Vracs secs : l’Inde peut jouer le rôle de moteur auxiliaire
Niels Rasmussen, analyste au Bimco, a donné une analyse complète du marché des vracs secs. Les principaux flux comme le charbon, les minerais, les céréales et les petits vracs vont devoir s’accommoder de marchés tendus et en mutation. L’offre maritime devra s’adapter.

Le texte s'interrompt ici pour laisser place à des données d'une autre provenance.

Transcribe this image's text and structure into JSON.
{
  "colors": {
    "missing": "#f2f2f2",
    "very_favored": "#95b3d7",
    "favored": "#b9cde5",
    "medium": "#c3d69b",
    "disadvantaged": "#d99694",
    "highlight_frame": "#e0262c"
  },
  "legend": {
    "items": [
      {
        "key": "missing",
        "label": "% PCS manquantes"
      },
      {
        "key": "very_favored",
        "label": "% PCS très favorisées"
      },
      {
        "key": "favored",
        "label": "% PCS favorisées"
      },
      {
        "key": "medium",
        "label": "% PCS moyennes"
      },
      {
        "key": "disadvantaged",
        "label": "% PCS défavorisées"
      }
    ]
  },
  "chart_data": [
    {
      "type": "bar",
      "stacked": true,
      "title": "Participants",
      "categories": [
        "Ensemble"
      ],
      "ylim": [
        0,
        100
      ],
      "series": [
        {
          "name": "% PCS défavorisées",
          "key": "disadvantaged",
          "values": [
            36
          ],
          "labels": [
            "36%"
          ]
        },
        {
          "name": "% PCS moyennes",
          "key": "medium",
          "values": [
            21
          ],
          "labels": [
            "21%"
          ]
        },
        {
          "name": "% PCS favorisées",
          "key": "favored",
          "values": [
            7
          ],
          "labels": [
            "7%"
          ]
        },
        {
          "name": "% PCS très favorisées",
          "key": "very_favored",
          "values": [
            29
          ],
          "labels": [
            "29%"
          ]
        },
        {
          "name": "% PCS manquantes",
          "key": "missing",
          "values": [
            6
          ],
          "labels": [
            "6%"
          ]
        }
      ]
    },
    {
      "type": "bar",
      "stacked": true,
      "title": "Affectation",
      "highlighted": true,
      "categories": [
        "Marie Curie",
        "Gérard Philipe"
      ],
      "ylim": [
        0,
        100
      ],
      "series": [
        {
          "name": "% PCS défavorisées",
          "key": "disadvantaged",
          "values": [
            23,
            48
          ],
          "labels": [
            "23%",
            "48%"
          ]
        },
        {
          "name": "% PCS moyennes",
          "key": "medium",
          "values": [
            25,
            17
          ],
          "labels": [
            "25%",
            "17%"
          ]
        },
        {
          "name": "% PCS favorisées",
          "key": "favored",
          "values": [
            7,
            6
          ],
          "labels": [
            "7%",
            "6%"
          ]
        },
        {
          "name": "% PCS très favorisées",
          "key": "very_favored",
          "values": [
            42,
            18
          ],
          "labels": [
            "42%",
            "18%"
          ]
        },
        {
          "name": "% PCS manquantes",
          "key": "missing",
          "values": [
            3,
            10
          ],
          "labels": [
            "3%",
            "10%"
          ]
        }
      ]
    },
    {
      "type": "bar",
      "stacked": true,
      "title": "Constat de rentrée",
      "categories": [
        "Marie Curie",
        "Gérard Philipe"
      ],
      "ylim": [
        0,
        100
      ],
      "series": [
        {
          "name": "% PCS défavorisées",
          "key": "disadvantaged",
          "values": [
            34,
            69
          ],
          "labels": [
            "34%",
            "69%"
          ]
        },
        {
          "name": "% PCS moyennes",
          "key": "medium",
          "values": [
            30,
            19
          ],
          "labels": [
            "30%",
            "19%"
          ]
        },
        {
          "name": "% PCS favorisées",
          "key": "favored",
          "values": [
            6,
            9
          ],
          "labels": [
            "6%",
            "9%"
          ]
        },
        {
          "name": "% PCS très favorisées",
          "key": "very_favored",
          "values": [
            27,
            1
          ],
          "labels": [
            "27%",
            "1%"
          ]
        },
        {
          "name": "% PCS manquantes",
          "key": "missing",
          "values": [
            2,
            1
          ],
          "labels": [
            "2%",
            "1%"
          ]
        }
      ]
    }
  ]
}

En mai, le BDI (Baltic Dry Index) a atteint un pic avec 3 369 points. Les jours suivants, les perspectives sur la demande en matières premières sèches ont baissé en raison du confinement imposé en Chine et des premiers signes de ralentissement de l’économie. De plus, la congestion portuaire dans le vrac sec s’est atténuée. Dans ces conditions, l’indice des taux de fret n’a eu de cesse de baisser pour atteindre un niveau bas à 855 points, équivalent à celui de juin 2020.
Une baisse de 19,5% du BDI
Ce constat dressé par Neils Rasmussen, analyste au Bimco, démontre de la volatilité de ce marché. En effet, malgré une demande forte cette année en matières premières, le BDI s’affiche en retrait de 19,5% par rapport à l’année dernière.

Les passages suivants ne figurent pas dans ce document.